HOLOPIS.COM, JAKARTA – Indonesia tidak lagi sekadar menunggu tamu datang; Indonesia kini sedang dalam misi “menjemput bola”. Kementerian Pariwisata (Kemenpar) secara resmi mengumumkan partisipasi strategisnya dalam ajang Asia Pacific Incentives and Meetings Event (AIME) Melbourne 2026, sebuah “gelanggang” pameran dagang MICE paling bergengsi di kawasan Asia Pasifik.
Digelar pada 9–11 Februari 2026, ajang ini menjadi panggung utama bagi Indonesia untuk memamerkan diri bukan hanya sebagai destinasi liburan tropis, melainkan sebagai pusat penyelenggaraan acara kelas dunia yang kompetitif.
Plt. Bidang Pengembangan Penyelenggara Kegiatan (Events) Kemenpar, Vinsensius Jemadu, menegaskan bahwa kehadiran Indonesia di Melbourne bukan tanpa alasan yang kuat. Kawasan Australia dan Selandia Baru merupakan “ladang emas” bagi sektor MICE tanah air.
“Pasar ini adalah kontributor signifikan bagi pergerakan wisata MICE kita, mulai dari konferensi internasional hingga perjalanan insentif mewah. Kami ingin memperpanjang durasi tinggal (length of stay) para delegasi dan meningkatkan devisa negara lewat sektor ini,” ujar Vinsensius dalam keterangan resminya, Kamis (5/2).
Ada satu hal unik dalam keberangkatan misi kali ini: Semangat Gotong Royong Digital dan Finansial. Partisipasi Indonesia di AIME 2026 merupakan hasil dari skema collaborative marketing cost.
Kemenpar tidak berjalan sendirian, mereka menggandeng 13 pelaku industri MICE nasional yang berkomitmen penuh secara finansial dan operasional melalui skema kemitraan strategis.
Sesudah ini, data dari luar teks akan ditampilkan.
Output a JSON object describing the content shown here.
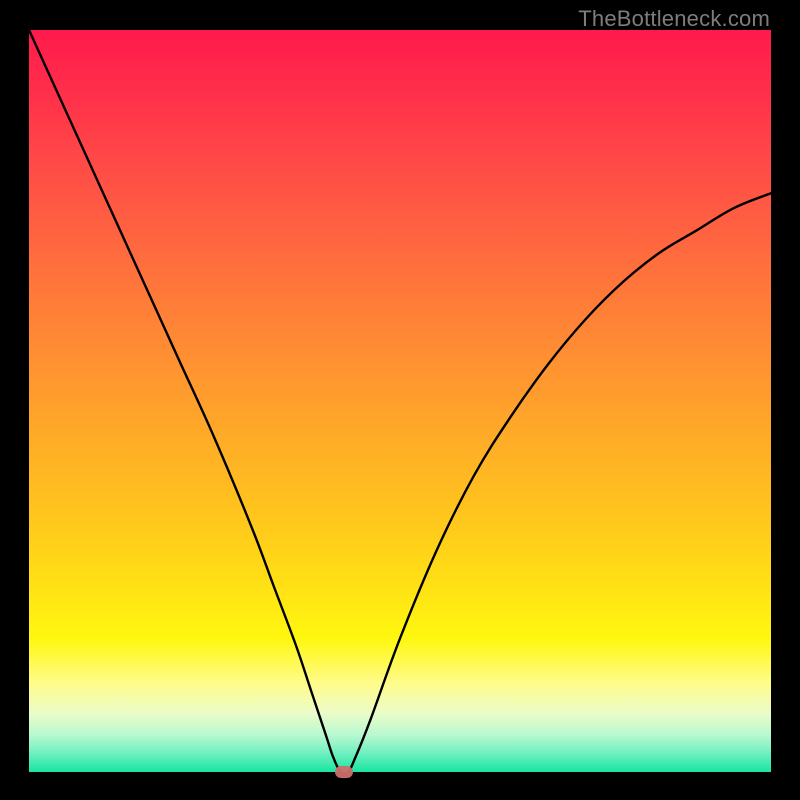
{
  "watermark": "TheBottleneck.com",
  "chart_data": {
    "type": "line",
    "title": "",
    "xlabel": "",
    "ylabel": "",
    "xlim": [
      0,
      100
    ],
    "ylim": [
      0,
      100
    ],
    "grid": false,
    "legend": false,
    "background_gradient": {
      "top": "#ff1a4d",
      "mid": "#ffe414",
      "bottom": "#18e5a0"
    },
    "series": [
      {
        "name": "bottleneck-curve",
        "x": [
          0,
          5,
          10,
          15,
          20,
          25,
          30,
          33,
          36,
          38,
          40,
          41,
          42,
          43,
          44,
          46,
          50,
          55,
          60,
          65,
          70,
          75,
          80,
          85,
          90,
          95,
          100
        ],
        "y": [
          100,
          89,
          78,
          67,
          56,
          45,
          33,
          25,
          17,
          11,
          5,
          2,
          0,
          0,
          2,
          7,
          18,
          30,
          40,
          48,
          55,
          61,
          66,
          70,
          73,
          76,
          78
        ]
      }
    ],
    "marker": {
      "x": 42.5,
      "y": 0,
      "color": "#cc6e6a"
    }
  }
}
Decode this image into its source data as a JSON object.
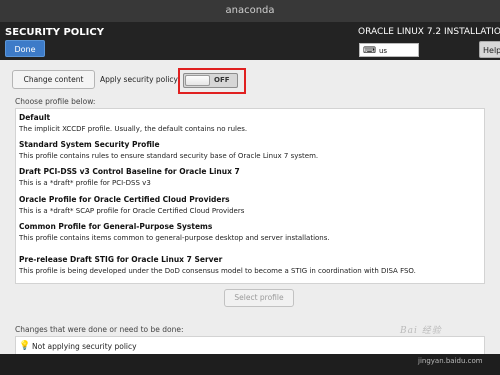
{
  "window": {
    "title": "anaconda"
  },
  "header": {
    "spoke_title": "SECURITY POLICY",
    "done_label": "Done",
    "product_title": "ORACLE LINUX 7.2 INSTALLATION",
    "keyboard_layout": "us",
    "help_label": "Help!"
  },
  "controls": {
    "change_content_label": "Change content",
    "apply_label": "Apply security policy:",
    "toggle_state": "OFF",
    "accent_color": "#e02020"
  },
  "profiles": {
    "heading": "Choose profile below:",
    "items": [
      {
        "title": "Default",
        "desc": "The implicit XCCDF profile. Usually, the default contains no rules."
      },
      {
        "title": "Standard System Security Profile",
        "desc": "This profile contains rules to ensure standard security base of Oracle Linux 7 system."
      },
      {
        "title": "Draft PCI-DSS v3 Control Baseline for Oracle Linux 7",
        "desc": "This is a *draft* profile for PCI-DSS v3"
      },
      {
        "title": "Oracle Profile for Oracle Certified Cloud Providers",
        "desc": "This is a *draft* SCAP profile for Oracle Certified Cloud Providers"
      },
      {
        "title": "Common Profile for General-Purpose Systems",
        "desc": "This profile contains items common to general-purpose desktop and server installations."
      },
      {
        "title": "Pre-release Draft STIG for Oracle Linux 7 Server",
        "desc": "This profile is being developed under the DoD consensus model to become a STIG in coordination with DISA FSO."
      }
    ],
    "select_label": "Select profile"
  },
  "changes": {
    "heading": "Changes that were done or need to be done:",
    "items": [
      {
        "icon": "bulb-icon",
        "text": "Not applying security policy"
      }
    ]
  },
  "watermark": {
    "logo_text": "Bai 经验",
    "url": "jingyan.baidu.com"
  }
}
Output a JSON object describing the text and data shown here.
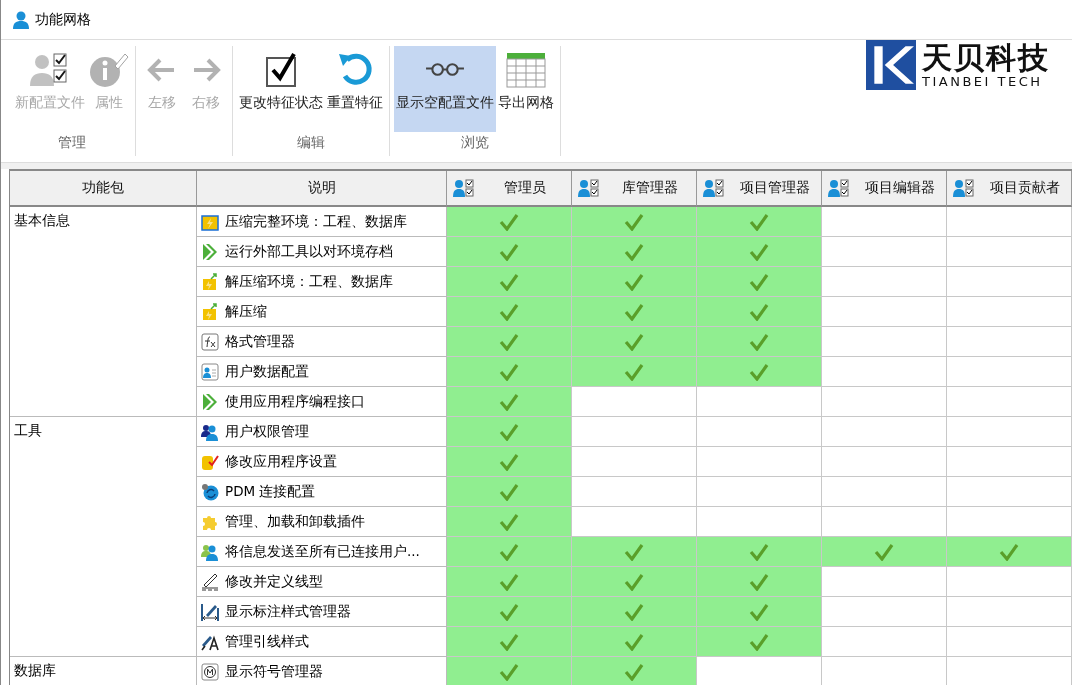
{
  "window": {
    "title": "功能网格"
  },
  "toolbar": {
    "groups": [
      {
        "label": "管理",
        "buttons": [
          {
            "label": "新配置文件",
            "kind": "new-profile",
            "disabled": true,
            "selected": false
          },
          {
            "label": "属性",
            "kind": "properties",
            "disabled": true,
            "selected": false
          }
        ]
      },
      {
        "buttons": [
          {
            "label": "左移",
            "kind": "left",
            "disabled": true,
            "selected": false
          },
          {
            "label": "右移",
            "kind": "right",
            "disabled": true,
            "selected": false
          }
        ]
      },
      {
        "label": "编辑",
        "buttons": [
          {
            "label": "更改特征状态",
            "kind": "check",
            "disabled": false,
            "selected": false
          },
          {
            "label": "重置特征",
            "kind": "reset",
            "disabled": false,
            "selected": false
          }
        ]
      },
      {
        "label": "浏览",
        "buttons": [
          {
            "label": "显示空配置文件",
            "kind": "glasses",
            "disabled": false,
            "selected": true
          },
          {
            "label": "导出网格",
            "kind": "grid",
            "disabled": false,
            "selected": false
          }
        ]
      }
    ]
  },
  "logo": {
    "name": "天贝科技",
    "subtitle": "TIANBEI TECH"
  },
  "table": {
    "columns": [
      "功能包",
      "说明"
    ],
    "roles": [
      "管理员",
      "库管理器",
      "项目管理器",
      "项目编辑器",
      "项目贡献者"
    ],
    "groups": [
      {
        "name": "基本信息",
        "rows": [
          {
            "desc": "压缩完整环境：工程、数据库",
            "kind": "archive",
            "grants": [
              true,
              true,
              true,
              false,
              false
            ]
          },
          {
            "desc": "运行外部工具以对环境存档",
            "kind": "run",
            "grants": [
              true,
              true,
              true,
              false,
              false
            ]
          },
          {
            "desc": "解压缩环境：工程、数据库",
            "kind": "extract",
            "grants": [
              true,
              true,
              true,
              false,
              false
            ]
          },
          {
            "desc": "解压缩",
            "kind": "extract",
            "grants": [
              true,
              true,
              true,
              false,
              false
            ]
          },
          {
            "desc": "格式管理器",
            "kind": "fx",
            "grants": [
              true,
              true,
              true,
              false,
              false
            ]
          },
          {
            "desc": "用户数据配置",
            "kind": "user-card",
            "grants": [
              true,
              true,
              true,
              false,
              false
            ]
          },
          {
            "desc": "使用应用程序编程接口",
            "kind": "run",
            "grants": [
              true,
              false,
              false,
              false,
              false
            ]
          }
        ]
      },
      {
        "name": "工具",
        "rows": [
          {
            "desc": "用户权限管理",
            "kind": "users",
            "grants": [
              true,
              false,
              false,
              false,
              false
            ]
          },
          {
            "desc": "修改应用程序设置",
            "kind": "db-check",
            "grants": [
              true,
              false,
              false,
              false,
              false
            ]
          },
          {
            "desc": "PDM 连接配置",
            "kind": "sync",
            "grants": [
              true,
              false,
              false,
              false,
              false
            ]
          },
          {
            "desc": "管理、加载和卸载插件",
            "kind": "puzzle",
            "grants": [
              true,
              false,
              false,
              false,
              false
            ]
          },
          {
            "desc": "将信息发送至所有已连接用户...",
            "kind": "users-green",
            "grants": [
              true,
              true,
              true,
              true,
              true
            ]
          },
          {
            "desc": "修改并定义线型",
            "kind": "pen-line",
            "grants": [
              true,
              true,
              true,
              false,
              false
            ]
          },
          {
            "desc": "显示标注样式管理器",
            "kind": "dimension",
            "grants": [
              true,
              true,
              true,
              false,
              false
            ]
          },
          {
            "desc": "管理引线样式",
            "kind": "pen-a",
            "grants": [
              true,
              true,
              true,
              false,
              false
            ]
          }
        ]
      },
      {
        "name": "数据库",
        "rows": [
          {
            "desc": "显示符号管理器",
            "kind": "symbol",
            "grants": [
              true,
              true,
              false,
              false,
              false
            ]
          }
        ]
      }
    ]
  }
}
Dalam kolaborasi ini, Kemenpar berperan sebagai fasilitator sekaligus penyedia Paviliun Indonesia yang ikonik, sementara para pelaku industri memberikan kontribusi biaya serta keterlibatan langsung dalam kegiatan promosi dan business matching demi menjaring buyer potensial.
“Skema ini mencerminkan ekosistem MICE yang sehat. Pemerintah menyediakan panggungnya (branding), dan pelaku industri yang mengeksekusi peluang bisnisnya,” tambah Vinsensius.
Target utama partisipasi ini sangat jelas, yakni menempatkan kembali Indonesia di peta persaingan MICE dunia melalui serangkaian langkah strategis. Indonesia berharap dapat memperkuat citra sebagai destinasi yang kompetitif, berkelanjutan, dan berkelas dunia, sekaligus menjadi sarana transfer pengetahuan dengan menyerap standar global dalam penyelenggaraan acara internasional.
Selain itu, upaya ini diharapkan memberikan dampak ekonomi yang nyata melalui dorongan terhadap pemerataan pengembangan destinasi MICE agar tidak hanya terfokus di satu wilayah saja, tetapi juga menjangkau berbagai daerah potensial lainnya di tanah air.
Dengan sinergi yang kuat antara pemerintah dan swasta, Indonesia optimis kepulangan dari Melbourne nanti akan membawa kontrak-kontrak bisnis besar yang mampu menggerakkan roda perekonomian nasional.